One of the better songs in the movie, Fixer Upper, Is a humorous song about how Kristoff, Anna’s potential love interest, is a solid romantic option, but she’ll have to “fix him up a little.” It’s quite funny, but the songs momentum is interrupted by a tone shift and the following lyrics:
"We’re not saying you can change her, ‘cause people don’t really change
We’re only saying that love’s a force that’s powerful and strange
People make bad choices if they’re mad, or scared, or stressed
Throw a little love their way (throw a little love their way) and you’ll bring out their best"

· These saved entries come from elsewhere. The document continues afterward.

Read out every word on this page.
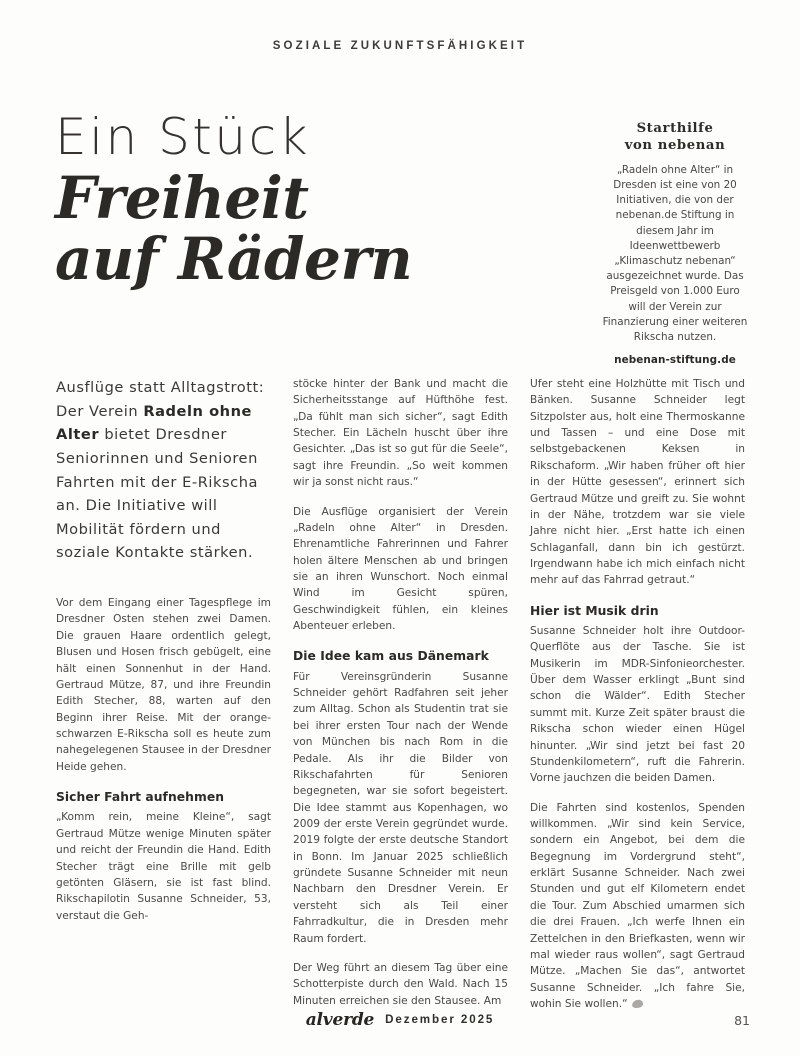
SOZIALE ZUKUNFTSFÄHIGKEIT
Ein Stück
Freiheit
auf Rädern
Starthilfe
von nebenan
„Radeln ohne Alter“ in Dresden ist eine von 20 Initiativen, die von der nebenan.de Stiftung in diesem Jahr im Ideenwettbewerb „Klimaschutz nebenan“ ausgezeichnet wurde. Das Preisgeld von 1.000 Euro will der Verein zur Finanzierung einer weiteren Rikscha nutzen.
nebenan-stiftung.de

Ausflüge statt Alltagstrott: Der Verein Radeln ohne Alter bietet Dresdner Seniorinnen und Senioren Fahrten mit der E-Rikscha an. Die Initiative will Mobilität fördern und soziale Kontakte stärken.

Vor dem Eingang einer Tagespflege im Dresdner Osten stehen zwei Damen. Die grauen Haare ordentlich gelegt, Blusen und Hosen frisch gebügelt, eine hält einen Sonnenhut in der Hand. Gertraud Mütze, 87, und ihre Freundin Edith Stecher, 88, warten auf den Beginn ihrer Reise. Mit der orange-schwarzen E-Rikscha soll es heute zum nahegelegenen Stausee in der Dresdner Heide gehen.

Sicher Fahrt aufnehmen

„Komm rein, meine Kleine“, sagt Gertraud Mütze wenige Minuten später und reicht der Freundin die Hand. Edith Stecher trägt eine Brille mit gelb getönten Gläsern, sie ist fast blind. Rikschapilotin Susanne Schneider, 53, verstaut die Geh-

stöcke hinter der Bank und macht die Sicherheitsstange auf Hüfthöhe fest. „Da fühlt man sich sicher“, sagt Edith Stecher. Ein Lächeln huscht über ihre Gesichter. „Das ist so gut für die Seele“, sagt ihre Freundin. „So weit kommen wir ja sonst nicht raus.“

Die Ausflüge organisiert der Verein „Radeln ohne Alter“ in Dresden. Ehrenamtliche Fahrerinnen und Fahrer holen ältere Menschen ab und bringen sie an ihren Wunschort. Noch einmal Wind im Gesicht spüren, Geschwindigkeit fühlen, ein kleines Abenteuer erleben.

Die Idee kam aus Dänemark

Für Vereinsgründerin Susanne Schneider gehört Radfahren seit jeher zum Alltag. Schon als Studentin trat sie bei ihrer ersten Tour nach der Wende von München bis nach Rom in die Pedale. Als ihr die Bilder von Rikschafahrten für Senioren begegneten, war sie sofort begeistert. Die Idee stammt aus Kopenhagen, wo 2009 der erste Verein gegründet wurde. 2019 folgte der erste deutsche Standort in Bonn. Im Januar 2025 schließlich gründete Susanne Schneider mit neun Nachbarn den Dresdner Verein. Er versteht sich als Teil einer Fahrradkultur, die in Dresden mehr Raum fordert.

Der Weg führt an diesem Tag über eine Schotterpiste durch den Wald. Nach 15 Minuten erreichen sie den Stausee. Am

Ufer steht eine Holzhütte mit Tisch und Bänken. Susanne Schneider legt Sitzpolster aus, holt eine Thermoskanne und Tassen – und eine Dose mit selbstgebackenen Keksen in Rikschaform. „Wir haben früher oft hier in der Hütte gesessen“, erinnert sich Gertraud Mütze und greift zu. Sie wohnt in der Nähe, trotzdem war sie viele Jahre nicht hier. „Erst hatte ich einen Schlaganfall, dann bin ich gestürzt. Irgendwann habe ich mich einfach nicht mehr auf das Fahrrad getraut.“

Hier ist Musik drin

Susanne Schneider holt ihre Outdoor-Querflöte aus der Tasche. Sie ist Musikerin im MDR-Sinfonieorchester. Über dem Wasser erklingt „Bunt sind schon die Wälder“. Edith Stecher summt mit. Kurze Zeit später braust die Rikscha schon wieder einen Hügel hinunter. „Wir sind jetzt bei fast 20 Stundenkilometern“, ruft die Fahrerin. Vorne jauchzen die beiden Damen.

Die Fahrten sind kostenlos, Spenden willkommen. „Wir sind kein Service, sondern ein Angebot, bei dem die Begegnung im Vordergrund steht“, erklärt Susanne Schneider. Nach zwei Stunden und gut elf Kilometern endet die Tour. Zum Abschied umarmen sich die drei Frauen. „Ich werfe Ihnen ein Zettelchen in den Briefkasten, wenn wir mal wieder raus wollen“, sagt Gertraud Mütze. „Machen Sie das“, antwortet Susanne Schneider. „Ich fahre Sie, wohin Sie wollen.“

alverde Dezember 2025	81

This is a clarification of themes that serves to make sure that the audience understands that you’re not supposed to go into a relationship trying to change someone; this is a good thing. Alas, it also serves to put to a halt the song momentum, and to pull the audience right out of the story. It sounds less like something an overbearing troll family would say, and more of what Disney Worlds PR department would say. It’s an example of trying to hard to make sure you have a PC message, something that happens a lot in Frozen. It feels less like a real story, and more like a story with an empowering message to please the mommy bloggers.
The music is kind of the last nail in the, “Meh,” coffin for me. Music in movies like this is supposed to be fun and upbeat. Frozen doesn’t really have a “Hakuna Mattata,” or a “Bear Necessities.” The overall feel is very Broadway, and that doesn’t really serve the cinematic medium. Movie music is supposed to pull us in to the story, but the offering here left me out in the cold. The result is that, sense so many of the movies ideas and feelings are portrayed through song, I never really connected with the characters, or really cared about them at all.
Don’t get me wrong, the movies message is fantastic. It’s great that little Disney Princess fans can have a movie that actually tries to teach them how real-world relationships work. But Frozen is not for me. It’s a passable movie, but it doesn’t hold a candle to other Disney Princess brand flicks, especially not The Princess and the Frog, which accomplished the same thing to better effect. It’s good for your daughter, just not for this guy.